Я стоял, хлопая глазами, и решительно ничего не понимал.
— Не узнаете! — заговорила она, продолжая смеяться, — неужто вы уже забыли меня? «Забыть так скоро, Боже мой». — Она опять расхохоталась, похлопывая хлыстиком по своим сапожкам. — Хорошо, если вы забыли меня, я вам напомню. Помните «Риголетто» с Мазини полтора года тому назад, в Петербурге? Вы сидели в ложе Томилиной и моя ложа была рядом. В третьем акте я бросила в вашу шляпу три виноградины с виноградным листком.
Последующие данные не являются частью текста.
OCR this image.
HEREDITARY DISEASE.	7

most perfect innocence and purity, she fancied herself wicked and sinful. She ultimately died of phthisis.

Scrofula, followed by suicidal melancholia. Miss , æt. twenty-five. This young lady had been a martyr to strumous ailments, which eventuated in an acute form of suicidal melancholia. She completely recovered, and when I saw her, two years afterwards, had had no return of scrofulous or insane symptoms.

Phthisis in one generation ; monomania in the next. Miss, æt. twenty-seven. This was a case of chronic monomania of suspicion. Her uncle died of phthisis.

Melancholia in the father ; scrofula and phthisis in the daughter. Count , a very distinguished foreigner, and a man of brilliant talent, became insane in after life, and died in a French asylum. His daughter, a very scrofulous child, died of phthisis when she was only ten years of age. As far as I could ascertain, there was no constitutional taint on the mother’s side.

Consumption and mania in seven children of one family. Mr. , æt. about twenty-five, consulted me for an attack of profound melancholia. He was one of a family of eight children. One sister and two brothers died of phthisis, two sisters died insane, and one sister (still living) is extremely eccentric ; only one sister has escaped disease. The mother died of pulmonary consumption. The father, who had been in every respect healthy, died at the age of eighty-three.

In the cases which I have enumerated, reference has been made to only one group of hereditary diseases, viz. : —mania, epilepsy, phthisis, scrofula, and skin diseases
Этот лист предназначался собственно для того, чтобы вы прикрыли свой зевающий рот, так как неприлично зевать в то время, когда поет «божественный». — Она посмотрела на меня смеющимися глазами и добавила: — Ну, что теперь вы узнали меня? Кстати, что сказала вам обо мне Томилина после моей выходки?
Я глядел на нее во все глаза. Теперь я ее узнал, но, тем не менее, я не передал ей слов Томилиной.
Я разглядывал ее с любопытством и, каюсь, с удовольствием.
В ней было что-то особенное, чего я не наблюдал раньше ни в одной из женщин.
Это была блондинка лет двадцати семи, худощавая, но хорошо сложенная. Черты её лица были тонки и изящны, но особенно хороши были у неё глаза. Светло-серые, с золотистыми искорками, они сияли на её бледном и болезненном лице, как две звезды.
Право же, в них было что-то мистическое!
Казалось, она с таким упорством созерцала ими те заоблачные страны, куда улетает порою фантазия человека, что клочки «того света» навсегда запечатлелись в них, как в зеркале.
Когда я смотрел в эти глаза, мне было и холодно и жутко.
Проболтав со мною целый вечер, она уехала, но её смех все еще звучал в моих ушах. К моему ужасу, я понял, что он завяз там надолго, что её глаза будут преследовать меня всюду, как два выходца с того света, что, одним словом, прощай мой покой!